Of course, the list of potential candidates could change drastically between now and January; in 2018, amid that seven-candidate speaker field, Bonnen emerged as an additional contender and quickly claimed victory soon after he announced a bipartisan list of 109 members supporting his candidacy. Bonnen will retire at the end of his term after a political scandal last summer that, to some degree, has left parts of the GOP caucus fractured.
In the meantime, members are spending their energy helping their party on Election Day — efforts that could pay dividends during the internal race that is expected to start in earnest immediately after.
A number of Republicans are using the emergence of a new political action committee, Leading Texas Forward, as a subtle but early indication of speaker politics.
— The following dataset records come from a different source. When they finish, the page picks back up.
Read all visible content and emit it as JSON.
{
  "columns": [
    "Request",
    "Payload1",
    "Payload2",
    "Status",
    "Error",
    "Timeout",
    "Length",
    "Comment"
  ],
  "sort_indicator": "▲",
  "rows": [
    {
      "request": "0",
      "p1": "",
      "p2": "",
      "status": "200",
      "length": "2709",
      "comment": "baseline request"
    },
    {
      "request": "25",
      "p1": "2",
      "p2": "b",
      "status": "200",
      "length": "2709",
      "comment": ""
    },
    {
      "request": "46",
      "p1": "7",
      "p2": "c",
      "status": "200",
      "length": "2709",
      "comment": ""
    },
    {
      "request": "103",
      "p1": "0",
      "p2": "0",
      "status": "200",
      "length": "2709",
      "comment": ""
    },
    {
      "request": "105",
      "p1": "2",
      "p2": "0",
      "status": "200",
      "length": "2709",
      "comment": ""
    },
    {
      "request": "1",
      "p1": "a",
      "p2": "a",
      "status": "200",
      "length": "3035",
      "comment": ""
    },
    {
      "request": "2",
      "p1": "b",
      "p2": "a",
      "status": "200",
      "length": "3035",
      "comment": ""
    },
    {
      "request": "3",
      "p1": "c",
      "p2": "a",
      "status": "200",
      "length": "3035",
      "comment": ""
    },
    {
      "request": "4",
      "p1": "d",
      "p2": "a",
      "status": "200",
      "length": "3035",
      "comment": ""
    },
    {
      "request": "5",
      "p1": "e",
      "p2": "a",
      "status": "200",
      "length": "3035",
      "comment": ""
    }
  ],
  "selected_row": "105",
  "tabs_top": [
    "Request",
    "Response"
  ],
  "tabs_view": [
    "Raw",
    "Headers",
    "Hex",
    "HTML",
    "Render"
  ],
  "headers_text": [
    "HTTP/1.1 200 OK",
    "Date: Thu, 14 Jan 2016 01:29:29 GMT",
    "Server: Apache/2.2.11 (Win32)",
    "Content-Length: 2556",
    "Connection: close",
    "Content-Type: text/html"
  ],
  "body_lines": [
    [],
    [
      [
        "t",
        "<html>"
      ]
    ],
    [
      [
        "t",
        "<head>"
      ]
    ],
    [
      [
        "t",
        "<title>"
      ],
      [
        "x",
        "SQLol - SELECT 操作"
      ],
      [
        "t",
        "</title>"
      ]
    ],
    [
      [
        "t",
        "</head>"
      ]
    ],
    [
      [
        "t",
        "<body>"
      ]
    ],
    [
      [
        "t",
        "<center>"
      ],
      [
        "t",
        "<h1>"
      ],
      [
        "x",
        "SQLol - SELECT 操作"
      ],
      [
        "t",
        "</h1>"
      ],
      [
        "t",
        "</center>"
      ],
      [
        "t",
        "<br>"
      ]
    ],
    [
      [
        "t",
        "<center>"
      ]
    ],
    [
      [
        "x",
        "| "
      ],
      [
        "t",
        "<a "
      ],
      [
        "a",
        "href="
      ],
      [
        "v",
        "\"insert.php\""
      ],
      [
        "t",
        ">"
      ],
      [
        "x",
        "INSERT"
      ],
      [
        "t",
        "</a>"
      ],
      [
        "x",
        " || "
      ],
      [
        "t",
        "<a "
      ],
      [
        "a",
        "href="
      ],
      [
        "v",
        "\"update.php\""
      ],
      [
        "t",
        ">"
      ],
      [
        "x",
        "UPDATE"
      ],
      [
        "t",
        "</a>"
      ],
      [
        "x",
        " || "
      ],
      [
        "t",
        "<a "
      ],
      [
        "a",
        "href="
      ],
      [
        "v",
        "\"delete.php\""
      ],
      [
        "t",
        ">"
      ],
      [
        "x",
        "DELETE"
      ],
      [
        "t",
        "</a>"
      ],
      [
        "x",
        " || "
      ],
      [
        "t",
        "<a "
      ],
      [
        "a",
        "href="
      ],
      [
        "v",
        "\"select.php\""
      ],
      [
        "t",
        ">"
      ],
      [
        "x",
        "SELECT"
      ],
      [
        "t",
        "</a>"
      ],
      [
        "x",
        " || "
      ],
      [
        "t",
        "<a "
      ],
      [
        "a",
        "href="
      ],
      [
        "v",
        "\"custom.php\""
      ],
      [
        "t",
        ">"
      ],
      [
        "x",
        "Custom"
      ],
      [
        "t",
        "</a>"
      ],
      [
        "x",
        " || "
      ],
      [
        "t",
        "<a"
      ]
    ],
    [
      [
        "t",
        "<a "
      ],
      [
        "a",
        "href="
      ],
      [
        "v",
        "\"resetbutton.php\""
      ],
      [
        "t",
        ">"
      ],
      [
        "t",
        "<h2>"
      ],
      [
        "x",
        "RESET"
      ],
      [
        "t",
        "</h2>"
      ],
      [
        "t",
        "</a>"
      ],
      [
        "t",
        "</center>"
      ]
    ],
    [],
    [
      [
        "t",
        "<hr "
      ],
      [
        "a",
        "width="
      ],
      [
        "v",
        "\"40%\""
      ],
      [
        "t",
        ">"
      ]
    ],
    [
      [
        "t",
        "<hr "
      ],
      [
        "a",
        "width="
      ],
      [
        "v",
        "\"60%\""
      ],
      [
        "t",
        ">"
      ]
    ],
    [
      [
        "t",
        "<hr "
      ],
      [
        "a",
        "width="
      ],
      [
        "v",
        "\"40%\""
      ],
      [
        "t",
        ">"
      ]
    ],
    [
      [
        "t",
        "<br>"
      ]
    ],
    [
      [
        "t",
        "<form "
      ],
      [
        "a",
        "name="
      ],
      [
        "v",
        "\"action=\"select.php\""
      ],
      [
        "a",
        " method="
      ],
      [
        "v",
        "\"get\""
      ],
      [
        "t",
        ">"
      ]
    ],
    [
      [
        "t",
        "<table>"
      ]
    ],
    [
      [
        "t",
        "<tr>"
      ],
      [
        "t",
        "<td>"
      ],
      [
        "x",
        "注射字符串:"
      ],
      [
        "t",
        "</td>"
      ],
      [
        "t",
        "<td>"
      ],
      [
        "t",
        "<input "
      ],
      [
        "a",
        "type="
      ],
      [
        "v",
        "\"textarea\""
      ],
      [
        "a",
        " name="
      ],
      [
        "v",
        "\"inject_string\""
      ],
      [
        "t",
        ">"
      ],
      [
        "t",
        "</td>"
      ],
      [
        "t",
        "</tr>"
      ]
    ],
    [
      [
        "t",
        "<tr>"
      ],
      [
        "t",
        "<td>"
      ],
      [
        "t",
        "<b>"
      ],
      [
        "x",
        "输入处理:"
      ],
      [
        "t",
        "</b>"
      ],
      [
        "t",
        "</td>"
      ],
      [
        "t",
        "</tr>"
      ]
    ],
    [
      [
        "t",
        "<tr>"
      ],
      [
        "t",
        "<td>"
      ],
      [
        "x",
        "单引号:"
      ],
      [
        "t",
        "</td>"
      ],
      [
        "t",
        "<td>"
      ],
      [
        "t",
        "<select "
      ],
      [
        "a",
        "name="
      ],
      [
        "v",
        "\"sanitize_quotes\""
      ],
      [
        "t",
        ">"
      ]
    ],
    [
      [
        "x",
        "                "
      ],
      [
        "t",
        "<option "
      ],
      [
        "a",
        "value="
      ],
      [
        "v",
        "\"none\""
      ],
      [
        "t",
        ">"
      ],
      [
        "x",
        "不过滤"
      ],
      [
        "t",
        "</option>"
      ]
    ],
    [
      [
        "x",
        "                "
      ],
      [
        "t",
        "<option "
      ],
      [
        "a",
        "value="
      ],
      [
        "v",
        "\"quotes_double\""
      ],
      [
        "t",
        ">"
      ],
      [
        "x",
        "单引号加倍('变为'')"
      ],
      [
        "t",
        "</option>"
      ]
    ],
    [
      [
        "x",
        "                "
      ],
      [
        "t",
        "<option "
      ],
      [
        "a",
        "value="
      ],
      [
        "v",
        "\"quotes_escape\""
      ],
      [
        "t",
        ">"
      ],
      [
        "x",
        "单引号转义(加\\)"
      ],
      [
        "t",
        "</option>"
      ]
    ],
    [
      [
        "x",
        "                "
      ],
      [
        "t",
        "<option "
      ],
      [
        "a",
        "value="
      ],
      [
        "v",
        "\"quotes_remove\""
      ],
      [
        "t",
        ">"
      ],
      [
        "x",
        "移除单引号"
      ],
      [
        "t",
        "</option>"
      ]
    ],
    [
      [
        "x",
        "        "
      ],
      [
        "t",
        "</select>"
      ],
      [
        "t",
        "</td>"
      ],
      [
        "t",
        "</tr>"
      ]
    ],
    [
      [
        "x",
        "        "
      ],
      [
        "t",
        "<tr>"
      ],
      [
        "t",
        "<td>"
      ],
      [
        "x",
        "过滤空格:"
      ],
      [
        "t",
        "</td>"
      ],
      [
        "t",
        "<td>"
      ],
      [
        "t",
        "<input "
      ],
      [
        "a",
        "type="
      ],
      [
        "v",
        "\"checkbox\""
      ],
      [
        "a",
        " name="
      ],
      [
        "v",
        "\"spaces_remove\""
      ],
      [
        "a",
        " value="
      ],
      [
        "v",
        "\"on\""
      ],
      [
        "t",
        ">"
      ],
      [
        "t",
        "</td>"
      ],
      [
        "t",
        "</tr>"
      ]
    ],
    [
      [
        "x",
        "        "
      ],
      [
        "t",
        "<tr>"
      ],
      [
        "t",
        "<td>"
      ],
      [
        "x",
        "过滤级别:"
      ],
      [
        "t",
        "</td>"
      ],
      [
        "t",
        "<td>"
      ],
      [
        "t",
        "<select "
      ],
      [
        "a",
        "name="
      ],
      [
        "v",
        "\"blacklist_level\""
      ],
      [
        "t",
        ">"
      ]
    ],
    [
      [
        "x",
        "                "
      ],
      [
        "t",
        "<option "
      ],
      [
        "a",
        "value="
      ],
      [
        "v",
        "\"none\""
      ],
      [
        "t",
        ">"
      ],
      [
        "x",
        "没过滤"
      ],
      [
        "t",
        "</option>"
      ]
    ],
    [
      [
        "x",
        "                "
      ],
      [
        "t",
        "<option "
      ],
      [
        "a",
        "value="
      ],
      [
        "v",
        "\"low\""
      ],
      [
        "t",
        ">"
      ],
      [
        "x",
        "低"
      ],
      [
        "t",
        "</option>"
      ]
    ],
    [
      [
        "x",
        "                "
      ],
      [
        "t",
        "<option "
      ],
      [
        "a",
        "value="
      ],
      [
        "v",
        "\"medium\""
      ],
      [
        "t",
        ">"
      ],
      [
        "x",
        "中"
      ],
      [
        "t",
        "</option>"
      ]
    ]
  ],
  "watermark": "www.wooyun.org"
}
The group, headed by some Republicans associated with the coalition that ultimately pushed for Bonnen’s resignation, announced earlier this month it had made an “initial investment” of $670,000 into GOP incumbent campaigns across the state.
Democrats, for their part, are also maneuvering among a number of groups focused on supporting candidates and members from their party. Moody, for example, recently organized a new group to help freshman Democrats in their reelection bids as well as Democrats running to flip open seats in competitive districts.